Depois das manifestações massivas no Chile e no Peru, chegou a vez da Guatemala. Milhares de manifestantes saem às ruas do país, num roteiro semelhante aos eventos de 2015, que terminaram com a queda e posterior prisão do então presidente do país. O movimento tem bandeiras claras: combate à corrupção e alocação eficiente dos recursos públicos. O estopim da crise foi a proposta de orçamento, que embute aumento expressivo da dívida pública, em benefício de alguns setores empresariais, com a redução concomitante dos recursos destinados à saúde e à educação. A renúncia do presidente já é discutida abertamente, até nos círculos governistas.
Nas diferentes capitais da América Latina sucedem-se manifestações intermitentes de insatisfação política. Na verdade, todos esses eventos são as manifestações visíveis do mesmo terremoto que opera nas profundezas do subcontinente. Para pensar esse terremoto, podemos usar, a título de hipótese, a expressão “paradoxo da educação mínima”, em analogia com as armadilhas da situação de “renda média”, que anima o debate econômico.

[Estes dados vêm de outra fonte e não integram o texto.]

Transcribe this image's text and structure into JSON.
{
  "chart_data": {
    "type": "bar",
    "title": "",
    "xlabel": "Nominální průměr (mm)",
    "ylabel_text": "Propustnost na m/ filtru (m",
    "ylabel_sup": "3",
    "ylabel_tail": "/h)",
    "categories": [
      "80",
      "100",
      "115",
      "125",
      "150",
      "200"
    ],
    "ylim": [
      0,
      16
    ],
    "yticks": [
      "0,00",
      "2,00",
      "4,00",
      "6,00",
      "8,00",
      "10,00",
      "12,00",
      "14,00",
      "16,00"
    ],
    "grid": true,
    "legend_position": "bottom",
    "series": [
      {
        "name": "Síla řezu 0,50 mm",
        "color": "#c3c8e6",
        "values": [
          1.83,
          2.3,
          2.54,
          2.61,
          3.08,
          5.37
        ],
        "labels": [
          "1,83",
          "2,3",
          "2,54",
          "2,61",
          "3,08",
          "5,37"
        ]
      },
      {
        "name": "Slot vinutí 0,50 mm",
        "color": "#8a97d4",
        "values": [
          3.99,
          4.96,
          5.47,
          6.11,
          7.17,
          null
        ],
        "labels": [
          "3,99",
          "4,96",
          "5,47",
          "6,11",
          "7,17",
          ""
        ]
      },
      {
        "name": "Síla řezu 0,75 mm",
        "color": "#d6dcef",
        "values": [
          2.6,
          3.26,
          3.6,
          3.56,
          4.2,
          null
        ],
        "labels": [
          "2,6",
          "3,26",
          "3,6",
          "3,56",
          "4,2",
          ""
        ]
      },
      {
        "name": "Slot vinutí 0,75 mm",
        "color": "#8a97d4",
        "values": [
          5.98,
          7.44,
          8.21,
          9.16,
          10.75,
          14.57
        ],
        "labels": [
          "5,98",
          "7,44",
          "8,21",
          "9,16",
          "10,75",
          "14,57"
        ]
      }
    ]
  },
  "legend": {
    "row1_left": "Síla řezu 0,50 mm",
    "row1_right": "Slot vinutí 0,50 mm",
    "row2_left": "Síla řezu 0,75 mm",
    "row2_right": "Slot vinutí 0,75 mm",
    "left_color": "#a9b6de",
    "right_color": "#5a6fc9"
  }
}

A descrição do paradoxo é simples. Em situações de legalidade democrática e relativa estabilidade econômica, com acesso à informação em tempo real, um pequeno crescimento nos níveis de escolaridade dissemina na população, simultaneamente, a consciência de suas carências e da responsabilidade do Estado pela sua superação. A agenda política que daí resulta tem duas caras: eficiência dos serviços públicos e, para chegar a tanto, aperfeiçoamento das instituições. Na linguagem comum, reforma política e reforma democrática do Estado.
No Brasil, a sequência temporal entre progresso educacional e nova agenda foi clara. A universalização do ensino fundamental entre nós data de fins do século XX e a primeira geração que sofreu o seu impacto foi protagonista das manifestações de 2013. O processo constituinte, em debate no Peru, está acordado no Chile. Na Guatemala, teremos que aguardar os desdobramentos do processo para ter alguma clareza a respeito de seu desfecho provisório.
Não é a primeira vez que países da América Latina partilham o mesmo conjunto de tarefas e desafios históricos. Em anos não muito distantes, a tarefa de pôr fim às ditaduras e reiniciar a ordem democrática foi enfrentada com sucesso, seguida, quase de imediato, pela conquista de algum patamar de estabilidade econômica. Nesses momentos, em consonância com as especificidades históricas de cada país, foram constituídos operadores políticos à altura das demandas da conjuntura.
Hoje, em contraste, as demandas estão claras, para população e para os atores da política, mas o ritmo da política é mais acelerado e os operadores competentes demoram mais a aparecer.